The Ritualists play some determined, strong-willed music




After listening to Painted People by The Ritualists, I was very surprised to learn that this is their debut album. This band shows a maturity in their music that I would not expect from a first album and provides inspirational sounding tracks with ‘reach for the stars’ type of guitar riffs. I hear a modern version of U2 in The Ritualists, along with an influence of Radiohead. Their songs are full, wholehearted post-punk hooks with a lead singer that has a sizeable range.

“Rattles” opens the album, and it’s the type of song that shows their audience that they are here to stay.
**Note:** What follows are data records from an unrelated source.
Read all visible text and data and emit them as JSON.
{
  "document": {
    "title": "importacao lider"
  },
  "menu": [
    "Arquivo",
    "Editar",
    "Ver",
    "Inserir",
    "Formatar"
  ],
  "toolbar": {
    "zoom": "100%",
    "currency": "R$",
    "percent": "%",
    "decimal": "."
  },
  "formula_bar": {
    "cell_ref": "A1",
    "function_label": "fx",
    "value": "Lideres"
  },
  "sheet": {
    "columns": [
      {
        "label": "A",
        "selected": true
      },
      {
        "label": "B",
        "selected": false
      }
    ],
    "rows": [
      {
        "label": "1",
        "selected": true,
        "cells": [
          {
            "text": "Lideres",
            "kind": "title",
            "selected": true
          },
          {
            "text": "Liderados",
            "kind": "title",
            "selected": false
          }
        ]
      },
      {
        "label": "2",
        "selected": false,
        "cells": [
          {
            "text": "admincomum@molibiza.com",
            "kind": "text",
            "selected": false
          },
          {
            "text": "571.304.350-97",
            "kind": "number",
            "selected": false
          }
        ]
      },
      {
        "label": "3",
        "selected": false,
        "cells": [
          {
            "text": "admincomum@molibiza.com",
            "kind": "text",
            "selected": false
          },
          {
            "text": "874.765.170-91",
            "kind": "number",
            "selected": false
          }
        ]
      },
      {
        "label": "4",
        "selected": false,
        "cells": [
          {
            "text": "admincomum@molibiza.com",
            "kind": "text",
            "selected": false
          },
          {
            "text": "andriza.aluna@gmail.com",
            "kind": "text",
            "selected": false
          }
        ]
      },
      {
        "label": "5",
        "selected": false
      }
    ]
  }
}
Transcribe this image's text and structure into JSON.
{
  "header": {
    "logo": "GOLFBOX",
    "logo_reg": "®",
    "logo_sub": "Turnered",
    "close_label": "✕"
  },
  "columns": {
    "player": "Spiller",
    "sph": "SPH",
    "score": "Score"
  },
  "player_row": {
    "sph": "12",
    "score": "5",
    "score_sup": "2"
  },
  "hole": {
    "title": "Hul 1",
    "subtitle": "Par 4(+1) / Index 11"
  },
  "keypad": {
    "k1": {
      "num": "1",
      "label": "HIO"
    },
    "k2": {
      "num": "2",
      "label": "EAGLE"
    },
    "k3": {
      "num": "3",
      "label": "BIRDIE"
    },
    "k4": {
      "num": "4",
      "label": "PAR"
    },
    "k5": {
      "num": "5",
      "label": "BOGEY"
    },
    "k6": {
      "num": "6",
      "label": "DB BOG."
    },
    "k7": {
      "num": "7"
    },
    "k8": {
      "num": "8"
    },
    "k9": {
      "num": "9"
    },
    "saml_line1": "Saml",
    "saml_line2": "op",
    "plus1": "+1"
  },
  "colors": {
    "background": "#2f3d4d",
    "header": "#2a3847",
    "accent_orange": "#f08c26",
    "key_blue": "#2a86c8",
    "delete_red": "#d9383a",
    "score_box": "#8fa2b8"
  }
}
It has a great build-up of excitement and intensity. The band explains that this song is “A combination of dark, deep-pocketed verses juxtaposed with big, flashy choruses is a key element to tracks”.

Ice Flower” and “Worthiest One” welcomes an electronic wave to the album and showcases just how impressive lead singer Christian Dryden’s range is. His ability to hit those high notes with such conviction puts my falsetto abilities to shame. “Worthiest One” brings this sort of nostalgic feeling- it’s a rock ballad with a floaty guitar riff.

“She’s The Sun” is a great follow-on from “Worthiest One” as it transfers the mood upwards and directs the music into more of a hypnotic vision, which conveys “the band’s inner Sixties Love Child”. “I’m With The Painted People” has a really relatable background to the song. Dryden felt a larger than life inspiration from people like David Bowie and Simon Le Bon, these artists felt like soulmates, which can be lonely at times. It wasn’t until he ventured out into the clubs of the lower east side of New York which helped him feel comfortable to express his creative vision freely. The song is all about finding like-minded people.

There are hooks galore and catchy choruses in pretty much every song. “With this record, I’ve specifically tried to be anthemic,” admits Dryden. “I’ve always loved going to shows, where immediately after the performance, and even on the ensuing days after, you just can’t help but remember and sing the songs you’ve just heard. It’s almost like a higher form of communication.” The Ritualists play some determined, strong-willed music and Painted People shows hints of variations with different genres explored throughout. They sound motivated and in return have produced motivating music for their listeners.